A Good Time to Review Bush's War Crimes
By David Swanson
I'll be speaking at the upcoming Iraq Tribunal about war lies of 2002-2003 vintage. I'm nostalgic for the days when presidents had to lie to Congress and the public and obtain some modicum of support before bombing a foreign country.
Already by the day after this week's election we saw the return of street protests, of big plans for mass mobilizations, and of preparations to urge a presidential impeachment as soon as Trump commits the first obviously impeachable offense not routinely committed by Barack Obama.
But we are not going to see the return of the office of the presidency as it was inherited by George W. Bush or even as it was passed along to Barack Obama. When Bush became president, spying on everything everybody did was deemed unacceptable. Imprisoning people without charge or trial was an outrage. Torture was illicit. Going through a list of men, women, and children on Tuesdays to pick whom to murder with a drone would have filled the streets with protest.

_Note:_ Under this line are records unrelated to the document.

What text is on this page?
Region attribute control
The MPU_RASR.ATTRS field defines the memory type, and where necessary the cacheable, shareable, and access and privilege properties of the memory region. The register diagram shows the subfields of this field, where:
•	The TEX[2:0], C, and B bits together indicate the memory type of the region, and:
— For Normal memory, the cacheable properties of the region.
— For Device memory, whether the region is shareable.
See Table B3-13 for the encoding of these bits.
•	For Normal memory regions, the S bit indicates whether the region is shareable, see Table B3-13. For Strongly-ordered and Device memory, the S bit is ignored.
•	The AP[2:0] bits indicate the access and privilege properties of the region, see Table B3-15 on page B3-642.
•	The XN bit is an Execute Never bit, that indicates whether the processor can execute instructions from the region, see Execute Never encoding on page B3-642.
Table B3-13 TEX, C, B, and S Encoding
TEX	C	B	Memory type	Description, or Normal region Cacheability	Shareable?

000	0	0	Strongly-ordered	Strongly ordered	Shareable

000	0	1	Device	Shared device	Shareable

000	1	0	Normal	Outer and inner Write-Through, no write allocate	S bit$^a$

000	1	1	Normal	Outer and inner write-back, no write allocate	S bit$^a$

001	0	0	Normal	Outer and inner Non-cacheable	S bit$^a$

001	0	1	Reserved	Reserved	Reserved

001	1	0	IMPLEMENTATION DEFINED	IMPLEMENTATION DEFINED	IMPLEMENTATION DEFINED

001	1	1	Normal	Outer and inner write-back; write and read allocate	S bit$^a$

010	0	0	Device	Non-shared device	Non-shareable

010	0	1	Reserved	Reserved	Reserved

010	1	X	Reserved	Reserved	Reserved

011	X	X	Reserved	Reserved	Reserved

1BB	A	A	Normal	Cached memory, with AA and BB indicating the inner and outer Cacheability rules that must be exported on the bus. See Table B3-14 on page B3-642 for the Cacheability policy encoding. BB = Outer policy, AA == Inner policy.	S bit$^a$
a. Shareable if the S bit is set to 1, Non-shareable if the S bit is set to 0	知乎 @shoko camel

When Congress passed laws, presidents were supposed to veto them, sign and obey them, or quietly ignore them in secret until caught, not sign them and publicly announce which parts they would violate.
When Obama became president, illegal surveillance was a crime of his predecessor awaiting prosecution. Guantanamo and similar death camps were a problem to be remedied. Torture was a felony the prosecution of which was mandatory under the supreme law of the land. And drones were just one weapon of many to be used in existing wars.
Donald Trump -- elected by Republicans after admitting the 2003 attack on Iraq was a disaster that helped create ISIS, and after pretending that he had opposed launching that war at the time -- now moves into the White House with the power to spy on everything, the power to imprison anyone, the power to torture without consequences, the power to kill anyone in any place, and the power to start new wars anywhere in the world at his whim using the most costly military in the history of the earth, mobilized from more bases in more countries than any military ever before inherited by any ruler. For Trump, obeying laws or even announcing plans not to obey laws will be totally optional, and scrapping laws invented by previous presidents outside the legislative process is now routine. So is concocting new laws. And potential whistleblowers have been conditioned during the Obama years to know that they will be mercilessly persecuted.